Já a noite tinha caído, quando o País inteiro fazia o primeiro balanço do mais feliz de todos os pesadelos.
Por volta das 20 horas, o General Spínola, chefe da Junta de Salvação Nacional, desde logo constituída, leu em directo, dos estúdios da R T P, no Lumiar, o primeiro comunicado, em nome do M F A.
Nesse comunicado, deu conta, a todos os Portugueses, do êxito que foi a operação desencadeada pelas Forças Armadas, destacando, que a tomada do poder, aconteceu, sem necessidade de uso de meios violentos, ou derramamento de sangue, só possível, devido à grande serenidade e espírito de maturidade cívica demonstrados pelas populações, que desde o primeiro momento acarinharam nas ruas, nas repartições públicas, nas fábricas e outros locais, o Movimento Militar, encetado no início da madrugada, manifestando a sua alegria, com a entrega de cravos vermelhos aos soldados, que os colocaram nos canos das espingardas, gesto que simbolizará para sempre a gratidão das populações para com os abnegados Militares.
Aquele Oficial General, depois de apelar aos cidadãos para que se mantivessem nas suas residências ou nos seus locais de trabalho, em absoluta tranquilidade mas vigilantes, advertiu, com a autoridade conferida e legitimada pelo Movimento Militar, que qualquer tentativa contra-revolucionária, seria severamente punida.
Ao Corpo Diplomático acreditado em Portugal, transmitiu também, em nome da Junta de Salvação Nacional e em nome do Povo Português, o firme propósito de honrar todos os compromissos e tratados, assumidos pelo regime deposto.
A partir deste momento, o País ficou mais sereno e toda a gente rejubilava com o acontecimento e com muita esperança no futuro.

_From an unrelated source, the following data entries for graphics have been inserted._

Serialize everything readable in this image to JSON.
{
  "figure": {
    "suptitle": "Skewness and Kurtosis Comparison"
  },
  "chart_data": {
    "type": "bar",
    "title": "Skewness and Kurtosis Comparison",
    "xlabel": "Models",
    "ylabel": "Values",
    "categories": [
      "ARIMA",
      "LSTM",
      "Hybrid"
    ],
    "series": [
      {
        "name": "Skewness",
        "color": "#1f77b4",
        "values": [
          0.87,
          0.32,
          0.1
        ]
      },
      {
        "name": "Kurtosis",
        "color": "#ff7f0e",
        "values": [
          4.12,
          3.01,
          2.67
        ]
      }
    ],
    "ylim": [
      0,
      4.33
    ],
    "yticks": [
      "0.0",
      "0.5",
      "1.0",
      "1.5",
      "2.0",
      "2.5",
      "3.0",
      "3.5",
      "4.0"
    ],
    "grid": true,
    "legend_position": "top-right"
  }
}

Já a noite ia longa, quando a maioria dos cidadãos recolheu a suas casas., cansados por um dia de acontecimentos tão intensos, mas naturalmente muito felizes e com manifesta ansiedade do dia seguinte, para começar a trabalhar para um Portugal livre, democrático e mais solidário.
Por mim, que também vivi o dia intensamente, fiquei ainda pelas ruas a deambular, como que, a saboreando mais um pouco tanta emoção, tanta felicidade! Mais tarde, com alguns amigos, fomos ao Viana Mar, comer francesinhas e beber cerveja, aproveitando o momento para discutir, em absoluta liberdade, que benefício para os cidadãos traria no futuro, esta Revolução, que o poeta imortalizou no seu poema: - “As Portas que Abril Abriu”.
Já de madrugada, após um dia “inesquecível”, adormeci, com um único pensamento, que ainda hoje guardo com imensa saudade: - “25 de Abril Sempre”!!!